Except for the PSU Banks, all other sectoral indices ended in the red. The Nifty Pharma index was gripped in profit-booking and ended 2% lower on 4 May. All other sectoral indices on the NSE nursed losses between 0.4% and 0.8%.
Tata Consumer Products, Cipla, Dr Reddy’s Labs, Divis Labs and Reliance Industries were among the top losers on the Nifty. Gainers included SBI Life Insurance, ONGC, BPCL, Bajaj Finance and Adani Ports.
Here’s how experts see markets trading on Wednesday
Vinod Nair, Head of Research at Geojit Financial Services
Indian bourses opened with a strong grip but failed to hold onto their gains owing to weak international markets. As technology heavyweights continued to weigh on Wall Street equities, US futures slipped while European stocks struggled for direction. On the domestic market, gains in public sector banks were offset by weakness in pharma and auto stocks.

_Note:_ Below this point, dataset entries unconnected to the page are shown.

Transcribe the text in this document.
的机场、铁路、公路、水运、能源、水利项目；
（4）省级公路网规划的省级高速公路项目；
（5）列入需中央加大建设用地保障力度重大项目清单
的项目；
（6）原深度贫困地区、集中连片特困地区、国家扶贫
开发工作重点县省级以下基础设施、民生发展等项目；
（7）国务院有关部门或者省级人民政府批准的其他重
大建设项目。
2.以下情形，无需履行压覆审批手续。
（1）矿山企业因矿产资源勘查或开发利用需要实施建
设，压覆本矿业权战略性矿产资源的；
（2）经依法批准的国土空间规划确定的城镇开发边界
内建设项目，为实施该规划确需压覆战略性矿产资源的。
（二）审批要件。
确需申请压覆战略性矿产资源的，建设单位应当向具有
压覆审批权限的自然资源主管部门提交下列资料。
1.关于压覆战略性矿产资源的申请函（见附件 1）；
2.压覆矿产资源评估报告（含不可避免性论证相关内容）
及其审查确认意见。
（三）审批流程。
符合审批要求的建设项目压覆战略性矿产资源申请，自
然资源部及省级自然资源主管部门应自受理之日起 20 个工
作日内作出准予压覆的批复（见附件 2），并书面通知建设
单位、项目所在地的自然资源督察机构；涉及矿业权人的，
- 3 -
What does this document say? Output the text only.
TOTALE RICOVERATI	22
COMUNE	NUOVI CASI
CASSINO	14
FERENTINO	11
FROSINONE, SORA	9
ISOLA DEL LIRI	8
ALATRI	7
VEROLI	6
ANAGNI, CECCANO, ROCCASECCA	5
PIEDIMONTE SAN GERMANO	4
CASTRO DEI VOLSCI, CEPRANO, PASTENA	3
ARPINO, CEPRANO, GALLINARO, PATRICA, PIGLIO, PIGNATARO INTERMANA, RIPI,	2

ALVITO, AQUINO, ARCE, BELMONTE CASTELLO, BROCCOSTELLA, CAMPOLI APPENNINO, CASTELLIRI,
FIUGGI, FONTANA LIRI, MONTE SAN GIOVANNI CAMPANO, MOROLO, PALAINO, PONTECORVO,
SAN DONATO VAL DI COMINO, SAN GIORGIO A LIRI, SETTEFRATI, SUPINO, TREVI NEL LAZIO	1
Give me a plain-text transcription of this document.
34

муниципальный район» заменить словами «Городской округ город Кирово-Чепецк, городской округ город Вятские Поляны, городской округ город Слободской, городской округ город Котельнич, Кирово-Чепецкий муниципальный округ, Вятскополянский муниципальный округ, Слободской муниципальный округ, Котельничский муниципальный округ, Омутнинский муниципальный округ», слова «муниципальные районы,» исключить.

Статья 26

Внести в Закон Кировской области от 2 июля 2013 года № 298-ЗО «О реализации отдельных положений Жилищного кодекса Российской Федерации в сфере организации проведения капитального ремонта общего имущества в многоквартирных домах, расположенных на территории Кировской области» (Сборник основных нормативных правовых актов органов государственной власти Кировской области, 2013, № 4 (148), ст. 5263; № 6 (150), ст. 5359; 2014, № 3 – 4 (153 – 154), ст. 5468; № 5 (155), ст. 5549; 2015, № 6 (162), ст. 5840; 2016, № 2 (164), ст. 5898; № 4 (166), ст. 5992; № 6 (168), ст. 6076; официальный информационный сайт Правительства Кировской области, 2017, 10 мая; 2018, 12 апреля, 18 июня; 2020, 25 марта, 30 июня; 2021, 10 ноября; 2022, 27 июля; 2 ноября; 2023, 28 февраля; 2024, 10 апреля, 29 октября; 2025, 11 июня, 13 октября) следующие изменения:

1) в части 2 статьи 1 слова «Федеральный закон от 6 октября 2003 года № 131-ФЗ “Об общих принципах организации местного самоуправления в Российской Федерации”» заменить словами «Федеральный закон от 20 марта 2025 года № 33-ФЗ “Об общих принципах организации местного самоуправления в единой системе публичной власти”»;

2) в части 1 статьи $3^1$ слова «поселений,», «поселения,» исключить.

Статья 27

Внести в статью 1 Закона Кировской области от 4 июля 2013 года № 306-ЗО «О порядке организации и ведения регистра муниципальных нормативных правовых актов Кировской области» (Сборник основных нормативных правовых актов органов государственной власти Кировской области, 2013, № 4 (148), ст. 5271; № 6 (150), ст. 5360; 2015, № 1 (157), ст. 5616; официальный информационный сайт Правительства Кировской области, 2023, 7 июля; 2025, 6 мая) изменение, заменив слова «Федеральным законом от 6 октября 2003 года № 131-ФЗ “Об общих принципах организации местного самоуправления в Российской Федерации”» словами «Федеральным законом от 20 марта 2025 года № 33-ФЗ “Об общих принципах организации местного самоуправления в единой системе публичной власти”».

Ashis Biswas, Head of Technical Research at CapitalVia Global Research
Nagaraj Shetti, Technical Research Analyst, HDFC Securities
After showing a fine upside recovery from the lows on Monday, Nifty witnessed a sharp sell on rises action on Tuesday and showed sharp weakness. After opening on an upside gap of 53 points, Nifty made an attempt to move up in the early part of the session. This is a negative indication and signals a lack of strength in the market to sustain highs or a sharp sell on rise is underway. This pattern could signal further weakness down to the immediate support of 14400 or lower in the short term.
A decisive move below 14,400 could pull Nifty down to a crucial lower support band of 14,200 -14,150 levels and that support area is expected to offer support for the market from the lower levels.
Nifty as per the weekly chart indicates that the market is struggling to sustain the highs, after a fine intra-week up move of last week.
The lack of strength to sustain the highs continued in the market and the fine upside bounce of the previous session has been negated. The market could slide down further and the next set of supports are seen around 14400 and the next 14200-14150 levels, where one may expect another round of upside bounce from the lows. On the way up 14,600-14,650 could act as a hurdle.